Only the next shot fueled it up again. After each print, he was as fit as a half years ago, when I first met him. Even if the dope, not permanently bring the desired sensations with it, so it gave us the level that we need to feel good. It was like an alcoholic who runs again only right if he has reached his blood alcohol level.
And I well ... I looked like a walking death. Just how big I was, I could not say. I had no idea when the last time I measured. Probably 5 years ago, when the world was perfect for me yet. But I could say with certainty that I was too thin for my size a lot. My bones sticking out and an ass you could not find with me. At least breasts were visible.
My once-smooth skin was now itchy and cracked. They itched like hell. My hair had lost its luster. They were dry and broken, handed me up to the shoulder blades. Eventually, they stopped easy to grow or grow only very slowly ... I know.
As Jake, my lips were cracked. My dark circles I hung up to the knees and on my face loomed distinct red spots. My nails were thin and broke after only three millimeters. At least I still had all his teeth in his mouth! Jake could not say what. He had to say goodbye to two already.
Outwardly, I was thus a lot worse off, but inside still quite acceptable. But you could also not forget that Jake pushed much longer than me. My poor condition, you could not move to heroin, which had always been lousy.

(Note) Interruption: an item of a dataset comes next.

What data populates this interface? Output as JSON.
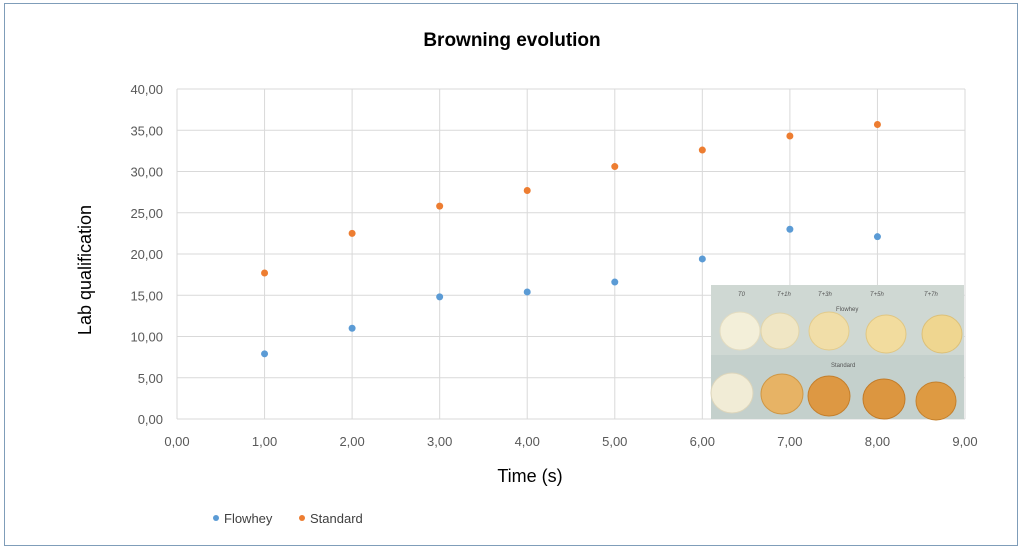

I often had a nosebleed, which was due to all the stuff that I had snorting. Otherwise, I felt actually pretty good. I was a bit shocked when my period was just one day away and never came back. In retrospect, I was quite happy about it. It was just disgusting. No way to wash thoroughly, no way down there to stop anything. I mean ... Hi, has anyone actually have any idea how expensive are tampons? For that we would get two loose needles!
Jacob made yet often chooses the Leah and I had something. He did it anyway, but he did all of this. He is just too cute! But that's not important anymore. I probably could not even have children. And probably that's a good thing. What should I do with a child? And above all, what would become of this child?
No, no ... should get children be for the women who deserve it. I could not even take care of myself, as a child then? Honestly, I never felt the desire to become a mother.
After all, what ... no one has one ... cannot be taken!